O caso de maior repercussão, que dá nome a essa crise, é o do contrato com a empresa IDEON GONCALVES DE OLIVEIRA - ME. Em maio de 2024, ainda na gestão anterior, a prefeitura firmou um contrato de R$ 1,4 milhão com a empresa para compra de materiais de construção. Era um processo legal, limpo e dentro das regras. No entanto, ao assumir o cargo, Eduardo Hagge simplesmente cancelou o contrato.

Na mira do TCM: prefeito Eduardo Hagge é notificado por gastos suspeitos com material de construção

O que veio depois acendeu o alerta vermelho no TCM. Já no apagar das luzes de 2025, em dezembro, a prefeitura realizou três compras diretas, sem licitação, que somam quase R$ 800 mil. O destino? O mesmo: material de construção para a Secretaria de Infraestrutura. O argumento da gestão para justificar a ausência de concorrência pública foi uma suposta "emergência".

É aí que a história perde a credibilidade. Que emergência surge justamente em dezembro, quatro meses após a prefeitura ter cancelado um pregão oficial que tratava da compra dos mesmos materiais? Para os especialistas em contas públicas, o nome disso é “fracionamento de despesa” uma manobra ilegal onde a administração divide uma grande compra em pequenas partes para tentar escapar do limite legal que exige a licitação.

Mas a manobra não foi competente. A lei estabelece que o limite para compras diretas em 2025 é de cerca de R$ 65 mil por órgão. Sozinhas, cada uma das três dispensas já estouraria esse limite. Juntas, elas somam quase R$ 780 mil, ultrapassando o permitido em lei. Um desrespeito claro à legislação.

Agora, o prefeito terá que explicar ao TCM por que preferiu beneficiar as empresas MINERADORA MONTE SANTO, PALMAS LUZ DISTRIBUIDORA e RS PEREZ & CARDOZO com compras diretas, em vez de manter o contrato com a empresa IDEON, que venceu a licitação de forma legítima. A suspeita de favorecimento é inevitável e precisa ser investigada a fundo.

E não para por aí. Outros três processos correm contra o prefeito no TCM: um sobre suspeita de irregularidades na compra de pneus, onde o gestor teria ignorado preços mais baixos para priorizar produtos nacionais com valores superiores; outro sobre um pregão para compra de combustível; e um terceiro sobre um aditivo contratual suspeito.
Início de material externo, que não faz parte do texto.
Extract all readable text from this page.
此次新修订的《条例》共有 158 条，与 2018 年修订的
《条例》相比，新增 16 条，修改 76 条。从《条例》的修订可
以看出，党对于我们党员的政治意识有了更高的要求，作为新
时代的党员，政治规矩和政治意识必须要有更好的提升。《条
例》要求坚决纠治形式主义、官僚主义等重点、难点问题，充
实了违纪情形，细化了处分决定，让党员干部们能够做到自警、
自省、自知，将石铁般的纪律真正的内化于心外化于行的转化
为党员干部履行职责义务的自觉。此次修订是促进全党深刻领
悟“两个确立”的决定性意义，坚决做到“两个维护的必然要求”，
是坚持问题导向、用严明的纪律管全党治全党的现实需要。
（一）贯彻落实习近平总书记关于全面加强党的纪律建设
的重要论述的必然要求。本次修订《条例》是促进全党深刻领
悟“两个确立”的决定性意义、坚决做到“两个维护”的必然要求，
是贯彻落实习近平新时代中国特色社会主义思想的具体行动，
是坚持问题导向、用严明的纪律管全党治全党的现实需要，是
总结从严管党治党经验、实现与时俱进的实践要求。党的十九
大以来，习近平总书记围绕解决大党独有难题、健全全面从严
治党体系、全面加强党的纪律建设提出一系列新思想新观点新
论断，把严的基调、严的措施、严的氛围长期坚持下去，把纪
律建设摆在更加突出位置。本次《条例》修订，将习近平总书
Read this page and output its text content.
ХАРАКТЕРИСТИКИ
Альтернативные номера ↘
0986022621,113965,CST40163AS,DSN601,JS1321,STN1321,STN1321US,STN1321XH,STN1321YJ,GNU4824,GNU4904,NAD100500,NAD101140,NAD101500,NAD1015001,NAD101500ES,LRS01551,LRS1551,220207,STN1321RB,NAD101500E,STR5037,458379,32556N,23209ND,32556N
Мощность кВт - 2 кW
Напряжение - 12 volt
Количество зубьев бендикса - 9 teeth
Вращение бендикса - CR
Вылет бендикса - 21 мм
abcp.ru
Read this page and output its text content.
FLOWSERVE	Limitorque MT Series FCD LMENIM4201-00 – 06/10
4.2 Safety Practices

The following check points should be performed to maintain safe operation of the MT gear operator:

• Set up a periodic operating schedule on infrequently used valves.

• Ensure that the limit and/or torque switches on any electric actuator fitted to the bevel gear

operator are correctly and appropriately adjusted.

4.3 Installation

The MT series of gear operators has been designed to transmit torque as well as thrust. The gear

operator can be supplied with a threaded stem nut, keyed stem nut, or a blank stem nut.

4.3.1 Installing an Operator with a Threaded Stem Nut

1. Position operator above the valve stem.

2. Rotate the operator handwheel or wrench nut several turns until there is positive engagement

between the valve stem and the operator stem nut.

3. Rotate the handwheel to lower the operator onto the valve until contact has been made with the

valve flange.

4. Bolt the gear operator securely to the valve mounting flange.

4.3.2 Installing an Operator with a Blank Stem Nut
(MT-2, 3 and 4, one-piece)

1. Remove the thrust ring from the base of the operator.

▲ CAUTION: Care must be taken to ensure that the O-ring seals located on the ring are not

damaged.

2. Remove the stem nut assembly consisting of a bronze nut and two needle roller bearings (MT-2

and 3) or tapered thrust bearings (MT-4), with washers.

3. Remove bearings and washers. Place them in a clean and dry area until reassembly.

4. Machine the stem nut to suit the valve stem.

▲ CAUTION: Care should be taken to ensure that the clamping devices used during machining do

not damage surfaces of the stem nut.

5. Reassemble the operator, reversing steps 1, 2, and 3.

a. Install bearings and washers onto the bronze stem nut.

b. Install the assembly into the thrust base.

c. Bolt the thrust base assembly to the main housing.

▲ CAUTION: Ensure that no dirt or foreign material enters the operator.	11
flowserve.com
É um cenário alarmante. Diferente do que alguns pensam, o primeiro ano de mandato não é uma "fase de testes". O Tribunal de Contas julga cada exercício financeiro de forma independente. E se as irregularidades forem confirmadas, as consequências vão muito além de uma bronca burocrática.

Compras ilegais de materiais de construção empareda o prefeito de Itapetinga nos tribunais 

O parecer do TCM pela rejeição das contas é apenas o primeiro passo. Depois disso, o prefeito pode enfrentar dificuldades políticas na Câmara de Vereadores, onde seriam necessários 2/3 dos votos para derrubar a decisão da Corte. Mais grave ainda: a Justiça pode abrir uma ação por improbidade administrativa, resultando em multas, suspensão dos direitos políticos e, no limite, a inelegibilidade por até oito anos, com base na Lei da Ficha Limpa.

A população de Itapetinga precisa ficar atenta. O que está em jogo não é apenas o nome de um gestor, mas a credibilidade da administração municipal e o destino do dinheiro público, dinheiro esse que deveria ser investido em saúde, educação e infraestrutura para quem mais precisa.

Eduardo Hagge tem agora a oportunidade de apresentar suas defesas e provar que tudo não passou de um equívoco administrativo. Mas, até lá, as evidências apontam para um caminho perigoso. E a lei, como sempre deve ser, não perdoa atalhos.